Texas Historical Marker

Gregg Wood Home

Mission · Hidalgo County · placed 1984 · Recorded Texas Historic Landmark

Hear Duane tell it

Hidalgo County, Texas

Duane's take

Here's how the official marker tells it, and I'll pass it along just the same. Now, some men come to a place and leave it more or less the way they found it. And then there are men like David Gregg Wood, Sr. — the kind who show up and the whole town starts rearranging itself around the possibilities.

Wood first came to the Valley back in 1893. Young man, new country, that wide South Texas sky pressing down on everything. But he didn't plant his roots in Mission until 1908, and once he did, well, Mission had itself a different kind of neighbor.

He served as mayor. He served as city commissioner. He was president of the First National Bank.

Now, you pile those three things on one man's shoulders and you start to understand why the water ran cleaner, the sewage moved the way sewage ought to, and the irrigation systems got the kind of attention that turns dry ambition into something that actually grows. The marker credits Wood with leading the way on all of it — water, sewage, irrigation — the unglamorous infrastructure that quietly decides whether a town lives or dies out here in the Valley. And this man — this mayor, this banker, this commissioner — he built himself a bungalow.

Right there in Mission, in 1917, for his family. Bungalow style, with an open gable porch held up on broad piers. The kind of porch a man earns after a long day of running a city and a bank.

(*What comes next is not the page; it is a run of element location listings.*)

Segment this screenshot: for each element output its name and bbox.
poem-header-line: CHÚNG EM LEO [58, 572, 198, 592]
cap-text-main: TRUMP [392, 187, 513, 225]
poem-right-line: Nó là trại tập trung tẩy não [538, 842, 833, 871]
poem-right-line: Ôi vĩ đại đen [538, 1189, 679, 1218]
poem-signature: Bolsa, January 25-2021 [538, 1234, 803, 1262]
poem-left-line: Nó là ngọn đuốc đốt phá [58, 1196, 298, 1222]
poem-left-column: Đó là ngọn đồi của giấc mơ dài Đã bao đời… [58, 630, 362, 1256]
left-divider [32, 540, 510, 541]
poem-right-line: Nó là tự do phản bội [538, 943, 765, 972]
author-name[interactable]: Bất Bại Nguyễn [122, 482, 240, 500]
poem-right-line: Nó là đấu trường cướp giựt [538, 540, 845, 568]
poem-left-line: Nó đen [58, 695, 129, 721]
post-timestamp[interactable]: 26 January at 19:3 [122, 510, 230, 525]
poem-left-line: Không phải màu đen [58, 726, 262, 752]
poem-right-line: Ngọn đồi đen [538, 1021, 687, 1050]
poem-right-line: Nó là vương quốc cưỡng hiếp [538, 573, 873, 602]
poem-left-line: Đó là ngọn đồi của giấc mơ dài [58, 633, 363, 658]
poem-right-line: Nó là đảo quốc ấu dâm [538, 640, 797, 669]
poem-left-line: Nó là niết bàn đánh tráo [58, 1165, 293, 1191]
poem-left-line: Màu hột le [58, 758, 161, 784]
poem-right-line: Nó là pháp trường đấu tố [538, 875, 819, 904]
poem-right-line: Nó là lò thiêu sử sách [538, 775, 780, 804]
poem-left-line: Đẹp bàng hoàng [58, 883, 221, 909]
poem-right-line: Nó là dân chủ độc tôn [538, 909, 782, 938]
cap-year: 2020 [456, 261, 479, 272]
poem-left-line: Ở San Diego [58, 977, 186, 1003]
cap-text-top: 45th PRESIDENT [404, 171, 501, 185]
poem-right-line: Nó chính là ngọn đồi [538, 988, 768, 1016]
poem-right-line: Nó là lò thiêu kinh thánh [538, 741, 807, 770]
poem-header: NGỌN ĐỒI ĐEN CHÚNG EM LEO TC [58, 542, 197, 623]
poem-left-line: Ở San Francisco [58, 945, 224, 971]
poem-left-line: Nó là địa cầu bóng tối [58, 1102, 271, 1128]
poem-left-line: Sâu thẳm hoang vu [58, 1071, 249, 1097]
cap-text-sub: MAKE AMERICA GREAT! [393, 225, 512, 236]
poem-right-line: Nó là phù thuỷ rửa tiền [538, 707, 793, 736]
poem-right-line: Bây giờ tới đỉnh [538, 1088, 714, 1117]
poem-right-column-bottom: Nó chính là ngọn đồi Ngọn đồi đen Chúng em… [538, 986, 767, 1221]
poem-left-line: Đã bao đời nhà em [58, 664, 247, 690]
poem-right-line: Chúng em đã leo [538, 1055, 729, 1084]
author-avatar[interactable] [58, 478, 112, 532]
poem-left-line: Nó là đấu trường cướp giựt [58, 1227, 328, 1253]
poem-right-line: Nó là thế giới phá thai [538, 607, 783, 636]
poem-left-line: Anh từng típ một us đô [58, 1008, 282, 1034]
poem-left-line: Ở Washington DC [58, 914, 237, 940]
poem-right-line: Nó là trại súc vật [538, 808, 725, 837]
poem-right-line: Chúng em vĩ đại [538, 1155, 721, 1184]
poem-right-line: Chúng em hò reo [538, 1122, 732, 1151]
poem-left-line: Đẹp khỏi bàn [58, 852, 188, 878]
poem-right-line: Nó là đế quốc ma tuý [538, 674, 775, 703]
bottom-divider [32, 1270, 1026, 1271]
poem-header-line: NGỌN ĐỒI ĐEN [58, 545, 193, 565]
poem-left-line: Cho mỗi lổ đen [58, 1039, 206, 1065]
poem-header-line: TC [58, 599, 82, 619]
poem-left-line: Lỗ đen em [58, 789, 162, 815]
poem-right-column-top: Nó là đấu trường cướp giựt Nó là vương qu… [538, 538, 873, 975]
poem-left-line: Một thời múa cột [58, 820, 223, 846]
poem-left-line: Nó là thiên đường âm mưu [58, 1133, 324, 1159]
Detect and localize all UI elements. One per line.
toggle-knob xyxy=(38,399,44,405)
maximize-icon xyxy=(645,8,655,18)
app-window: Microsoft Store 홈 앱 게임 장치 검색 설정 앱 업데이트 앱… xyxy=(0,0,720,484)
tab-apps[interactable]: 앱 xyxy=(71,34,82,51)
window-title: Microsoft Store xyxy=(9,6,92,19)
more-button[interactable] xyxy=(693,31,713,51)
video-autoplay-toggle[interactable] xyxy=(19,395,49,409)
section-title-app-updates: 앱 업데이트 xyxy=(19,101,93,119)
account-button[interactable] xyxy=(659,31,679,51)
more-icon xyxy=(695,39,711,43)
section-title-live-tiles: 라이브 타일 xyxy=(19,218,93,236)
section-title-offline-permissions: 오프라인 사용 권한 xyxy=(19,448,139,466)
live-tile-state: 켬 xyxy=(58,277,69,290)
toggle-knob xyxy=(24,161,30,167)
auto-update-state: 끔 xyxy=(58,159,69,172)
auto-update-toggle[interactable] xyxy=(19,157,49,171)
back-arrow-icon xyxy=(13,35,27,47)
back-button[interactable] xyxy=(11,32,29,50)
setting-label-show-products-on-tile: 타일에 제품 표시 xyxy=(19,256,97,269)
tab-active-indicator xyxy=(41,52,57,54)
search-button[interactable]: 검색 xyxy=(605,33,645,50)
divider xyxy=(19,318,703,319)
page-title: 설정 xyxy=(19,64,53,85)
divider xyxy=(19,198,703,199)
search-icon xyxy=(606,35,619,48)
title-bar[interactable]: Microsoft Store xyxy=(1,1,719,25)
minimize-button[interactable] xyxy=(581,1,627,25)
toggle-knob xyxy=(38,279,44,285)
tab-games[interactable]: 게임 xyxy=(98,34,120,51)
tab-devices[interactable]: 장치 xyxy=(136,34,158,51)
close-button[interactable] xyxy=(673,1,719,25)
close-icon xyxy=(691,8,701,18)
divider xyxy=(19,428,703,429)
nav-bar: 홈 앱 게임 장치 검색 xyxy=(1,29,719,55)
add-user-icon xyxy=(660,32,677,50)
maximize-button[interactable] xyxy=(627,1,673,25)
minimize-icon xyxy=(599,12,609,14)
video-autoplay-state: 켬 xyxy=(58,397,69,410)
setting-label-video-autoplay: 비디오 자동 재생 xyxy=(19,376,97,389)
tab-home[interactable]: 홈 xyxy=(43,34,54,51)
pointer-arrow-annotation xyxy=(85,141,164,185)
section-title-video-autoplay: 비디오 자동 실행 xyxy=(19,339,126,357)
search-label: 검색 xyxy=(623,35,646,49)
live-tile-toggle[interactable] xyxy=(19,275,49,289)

Then somewhere in the nineteen-twenties, they went back and added a second story. Because apparently one story wasn't quite enough for everything David Gregg Wood, Sr. had going on. He lived to 1965, having first arrived in that valley seventy-two years before.

The house is still there in Mission — porch, piers, second story and all — a landmark that outlasted the man who built it, which is just about the best thing a building can do.

What the marker says

David Gregg Wood, Sr. (1876-1965) originally came to the Valley in 1893 and settled in Mission in 1908. Wood, who served as mayor, city commissioner, and president of the First National Bank, led the way for many improvements in the area's water, sewage, and irrigation systems. This Bungalow style home was built for his family in 1917, with the second story added in the 1920s. The Mission landmark features an open gable porch supported on broad piers. Recorded Texas Historic Landmark - 1984.